He came around the desk, strode to the door, wrenched it open, turned to face me.
"General Bravais, I cannot be responsible for your safety if you disregard my orders." His voice had the grate of torn steel. I wondered what he'd do if he got just a little madder…
"You're not responsible for me in any event, Julius," I snapped. "I suggest you get back to your desk and cook up another chapter of that warmed-over, predigested, salt-free History of yours-"
He was standing rigidly, holding the glass doorknob in a firm clutch. He stiffened as I spoke, then jerked his hand away from the knob; his lip was raised, showing a row of even white teeth.
"I'm not accustomed to insolence in my own headquarters," he grated.

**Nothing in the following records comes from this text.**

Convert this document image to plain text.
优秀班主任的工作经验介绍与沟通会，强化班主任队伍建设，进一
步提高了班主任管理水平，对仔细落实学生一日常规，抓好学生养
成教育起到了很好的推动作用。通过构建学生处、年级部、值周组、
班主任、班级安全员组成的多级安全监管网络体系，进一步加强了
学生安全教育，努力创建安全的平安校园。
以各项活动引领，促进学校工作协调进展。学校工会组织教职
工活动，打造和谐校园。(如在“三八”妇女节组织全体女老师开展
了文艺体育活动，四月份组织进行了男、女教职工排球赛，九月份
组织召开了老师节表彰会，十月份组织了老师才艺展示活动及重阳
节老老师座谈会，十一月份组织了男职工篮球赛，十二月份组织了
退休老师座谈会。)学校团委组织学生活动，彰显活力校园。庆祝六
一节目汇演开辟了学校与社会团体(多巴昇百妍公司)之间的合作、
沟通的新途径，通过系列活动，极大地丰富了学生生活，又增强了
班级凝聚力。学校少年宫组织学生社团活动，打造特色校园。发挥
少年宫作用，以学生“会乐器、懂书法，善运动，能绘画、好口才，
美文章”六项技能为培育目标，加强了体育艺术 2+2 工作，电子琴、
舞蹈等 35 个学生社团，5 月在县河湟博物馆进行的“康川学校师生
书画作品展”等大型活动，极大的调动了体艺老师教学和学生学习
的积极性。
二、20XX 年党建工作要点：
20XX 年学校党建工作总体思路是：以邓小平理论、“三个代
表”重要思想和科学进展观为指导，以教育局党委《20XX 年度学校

I glanced down at the doorknob. The clear glass was shot through with a pattern of fracture planes.
"I guess you squeezed it too hard, General," I said. He didn't answer. I went on down the narrow, gray-painted corridor and out into the hard, white, North African sunshine.
Chapter Two
I walked half a block at a pace just a trifle faster than the main flow. Then I re-crossed the street, slowed, and gave half a dozen grimy windows filled with moth-riddled mats and hammered brass atrocities more attention than they deserved. By the time I reached the end of the long block, I was sure: the little man with the formerly white suit and the pendulous lower lip was following me.
I moved along, doing enough dodging around vegetable carts and portable Jimii shrines to make him earn his salary. He was a clumsy technician, and working alone. That meant that it was a routine shadowing job; Julius didn't consider me to be of any special interest.